Dictionnaire de la Littérature 2001Éd. 2001
H

Hugo (Victor Marie) (suite)

Le drame du fanatisme

Torquemada, drame en vers, dont l'idée remonte à la première Légende (1859), écrit en 1869, est publié en 1882, en guise de protestation contre la persécution des Juifs en Russie. C'est une dénonciation virulente de l'Inquisition en Espagne et de son rôle dans la constitution de la monarchie très catholique. Fanatique visionnaire du salut par le bûcher, vouant au moindre pécheur la violence de son amour homicide, Torquemada accomplit dans une horreur sublime la rigueur d'une folie ultra, qui disqualifie les ruses des pouvoirs établis. Cet absolutisme forcené des grandes mutations historiques, empire du nouveau monde comme terreur, désigne par contrecoup la disponibilité démocratique de l'espérance et de l'amour. Synthèse superbe du drame romantique et du théâtre en liberté, la pièce porte à l'incandescence les qualités philosophiques et lyriques de la dramaturgie hugolienne.

Après la mort

Jusqu'au centenaire de 1902, surtout, mais aussi bien au-delà, les révélations d'inédits se poursuivent. Œuvres dramatiques : Théâtre en liberté (1886), Mille Francs de récompense (1934), l'Intervention (1951). Œuvres poétiques : la Fin de Satan (1886), Toute la lyre (1888-1893), Dieu (1891), les Années funestes (1898), Dernière Gerbe (1902). Témoignages : Choses vues (1887-1900), Voyages : Alpes et Pyrénées (1890) ; France et Belgique (1892).

   Après l'édition « ne varietur » d'Hetzel et Quantin, la monumentale édition dite de l'Imprimerie nationale, établie successivement par Paul Meurice, Gustave Simon et Cécile Daubray (Ollendorff et Albin-Michel, 45 volumes, 1901-1952) procure de nombreux inédits, puis l'édition chronologique dirigée par Jean Massin, avec la collaboration d'une quarantaine de spécialistes (Le Club français du livre, 18 volumes, 1967-1970), reproduit dans les deux derniers volumes 2 000 dessins qui placent désormais Hugo parmi les grands artistes du XIXe siècle.
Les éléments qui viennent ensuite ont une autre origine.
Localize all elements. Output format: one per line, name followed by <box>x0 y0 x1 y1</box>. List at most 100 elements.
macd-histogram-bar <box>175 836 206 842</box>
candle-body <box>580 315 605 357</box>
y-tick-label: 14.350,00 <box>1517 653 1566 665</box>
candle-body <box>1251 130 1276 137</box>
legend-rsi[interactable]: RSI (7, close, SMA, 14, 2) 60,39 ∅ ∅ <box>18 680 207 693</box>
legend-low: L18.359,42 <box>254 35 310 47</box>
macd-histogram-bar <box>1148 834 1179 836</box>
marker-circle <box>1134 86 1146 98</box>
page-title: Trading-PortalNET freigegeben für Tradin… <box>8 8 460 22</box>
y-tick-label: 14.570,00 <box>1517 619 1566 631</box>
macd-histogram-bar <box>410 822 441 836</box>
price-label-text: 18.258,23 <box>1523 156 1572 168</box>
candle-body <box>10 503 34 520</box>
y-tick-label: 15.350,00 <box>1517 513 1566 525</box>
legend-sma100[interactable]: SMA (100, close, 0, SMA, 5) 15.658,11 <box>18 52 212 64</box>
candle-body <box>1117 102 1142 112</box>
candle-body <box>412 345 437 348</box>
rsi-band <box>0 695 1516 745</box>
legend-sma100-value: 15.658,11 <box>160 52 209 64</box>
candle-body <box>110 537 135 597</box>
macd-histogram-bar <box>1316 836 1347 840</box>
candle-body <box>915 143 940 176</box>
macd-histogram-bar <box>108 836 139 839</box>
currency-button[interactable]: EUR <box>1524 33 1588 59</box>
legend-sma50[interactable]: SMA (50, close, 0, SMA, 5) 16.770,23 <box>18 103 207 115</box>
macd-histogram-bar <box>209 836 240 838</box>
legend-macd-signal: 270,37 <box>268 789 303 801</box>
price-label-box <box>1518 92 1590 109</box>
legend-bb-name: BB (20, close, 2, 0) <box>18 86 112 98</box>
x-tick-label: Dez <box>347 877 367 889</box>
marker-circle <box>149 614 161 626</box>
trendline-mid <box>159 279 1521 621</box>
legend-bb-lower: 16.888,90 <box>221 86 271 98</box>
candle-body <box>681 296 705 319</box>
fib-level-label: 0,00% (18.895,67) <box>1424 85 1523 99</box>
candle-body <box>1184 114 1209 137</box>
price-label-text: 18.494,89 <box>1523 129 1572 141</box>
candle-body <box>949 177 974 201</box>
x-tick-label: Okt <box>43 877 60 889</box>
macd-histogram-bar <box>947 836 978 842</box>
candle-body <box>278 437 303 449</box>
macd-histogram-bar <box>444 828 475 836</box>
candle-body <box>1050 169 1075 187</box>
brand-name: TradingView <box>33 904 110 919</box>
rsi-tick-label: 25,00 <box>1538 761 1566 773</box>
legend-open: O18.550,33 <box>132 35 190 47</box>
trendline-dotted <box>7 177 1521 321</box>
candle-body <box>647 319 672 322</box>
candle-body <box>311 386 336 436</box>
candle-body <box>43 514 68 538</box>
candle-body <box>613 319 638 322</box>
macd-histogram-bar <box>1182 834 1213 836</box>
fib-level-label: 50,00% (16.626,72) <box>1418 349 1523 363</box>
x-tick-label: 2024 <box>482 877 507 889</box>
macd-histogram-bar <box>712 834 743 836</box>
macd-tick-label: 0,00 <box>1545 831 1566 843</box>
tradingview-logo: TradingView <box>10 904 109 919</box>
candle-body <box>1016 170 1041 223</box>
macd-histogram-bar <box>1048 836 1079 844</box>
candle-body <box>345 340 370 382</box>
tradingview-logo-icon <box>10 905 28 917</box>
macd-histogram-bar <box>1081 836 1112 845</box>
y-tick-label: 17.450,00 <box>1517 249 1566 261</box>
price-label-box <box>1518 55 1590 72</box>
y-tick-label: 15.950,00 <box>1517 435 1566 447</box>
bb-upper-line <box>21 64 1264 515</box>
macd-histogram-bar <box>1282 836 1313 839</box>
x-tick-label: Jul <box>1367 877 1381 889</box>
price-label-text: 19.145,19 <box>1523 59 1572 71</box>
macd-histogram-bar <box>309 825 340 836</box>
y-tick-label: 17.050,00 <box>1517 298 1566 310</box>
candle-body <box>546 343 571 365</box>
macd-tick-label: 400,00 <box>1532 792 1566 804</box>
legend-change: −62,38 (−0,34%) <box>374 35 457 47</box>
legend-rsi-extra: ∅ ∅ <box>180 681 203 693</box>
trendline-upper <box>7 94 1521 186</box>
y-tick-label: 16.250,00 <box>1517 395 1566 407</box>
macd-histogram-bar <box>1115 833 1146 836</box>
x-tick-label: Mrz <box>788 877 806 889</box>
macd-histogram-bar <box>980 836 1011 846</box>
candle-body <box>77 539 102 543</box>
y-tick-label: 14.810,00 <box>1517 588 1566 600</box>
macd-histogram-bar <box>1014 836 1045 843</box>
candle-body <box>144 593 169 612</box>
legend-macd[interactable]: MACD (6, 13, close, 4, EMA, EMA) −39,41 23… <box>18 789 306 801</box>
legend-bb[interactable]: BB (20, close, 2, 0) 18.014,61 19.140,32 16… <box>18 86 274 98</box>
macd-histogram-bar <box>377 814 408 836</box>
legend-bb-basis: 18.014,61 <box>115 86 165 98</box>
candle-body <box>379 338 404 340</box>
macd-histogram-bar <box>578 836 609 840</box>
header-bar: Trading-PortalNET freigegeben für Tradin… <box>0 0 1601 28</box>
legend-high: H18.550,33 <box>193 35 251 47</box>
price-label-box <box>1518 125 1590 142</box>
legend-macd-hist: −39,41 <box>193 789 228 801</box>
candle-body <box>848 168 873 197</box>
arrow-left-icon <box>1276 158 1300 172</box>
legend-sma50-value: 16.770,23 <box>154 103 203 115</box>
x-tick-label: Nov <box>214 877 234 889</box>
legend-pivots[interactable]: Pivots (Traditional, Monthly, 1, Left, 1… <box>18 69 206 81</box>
L'édition des Œuvres complètes, dirigée par Jacques Seebacher, établie et présentée par 28 spécialistes (15 volumes, « Bouquins », Robert Laffont, 1985), est réimprimée en 2002. Des éditions critiques d'œuvres séparées ont été procurées, entre autres, par Pierre Albouy, Yves Gohin et Jacques Seebacher (dans la Bibliothèque de la Pléiade), Tony James (Klincksieck), René Journet, Guy Robert, Anne Ubersfeld (les Belles Lettres). Deux volumes de Correspondance familiale et écrits intimes (1802-1828 et 1828-1839) ont été publiés sous la direction de Jean Gaudon, Sheila Gaudon et Bernard Leuilliot (« Bouquins », Robert Laffont, 1988 et 1991). Le cinéma, les médias, ne cessent d'apporter à Hugo une faveur grandissante, qui tient à la plasticité idéologique de son œuvre, à son mélange de violence, d'ironie et de sérénité, à l'équilibre souverain de la folie visionnaire et de la rigueur formelle.

    

Huguenin (Jean-René)

Écrivain français (Paris 1936 – id. 1962).

Frôlant le Goncourt, le premier roman de ce jeune héros, la Côte sauvage (1960), éclaire sur fond d'inceste voilé les parts obscures de l'être, attire l'attention de Mauriac et d'Aragon. Participant à la revue Art, et l'un des fondateurs de Tel Quel, Huguenin, décédé à 26 ans des suites d'un accident de voiture, est l'auteur d'un Journal posthume (1964) placé sous le signe du dépassement de soi et de la constante exigence morale, assurément l'un des écrits intimes les plus tendus en même temps que la peinture d'une jeunesse romantique. De ce beau, jeune et noble romain que Dieu ne laisse pas indifférent, les initiales JRH sont aussi celles, disent ses amis, de : « Je rends heureux. » Une autre jeunesse (1965), le Feu à sa vie (1987) sont également posthumes.

Hugues de Rutland
ou Hue de Rotelande

Écrivain anglo-normand (fin XIIe s.).

Son premier roman, Ipomédon (après 1174), raconte les aventures d'un jeune prince amoureux de la « Fière Pucelle », duchesse de Calabre, et qui multiplie ses épreuves, en dissimulant son identité, pour mériter par une prouesse incontestable l'amour de sa dame. L'œuvre comporte une suite, Prothesilaus, consacrée au fils d'Ipomédon. Les deux récits rassemblent de nombreux motifs pour la plupart empruntés à la tradition bretonne, et donnent une image, exaltée jusqu'à la caricature, de l'esprit courtois.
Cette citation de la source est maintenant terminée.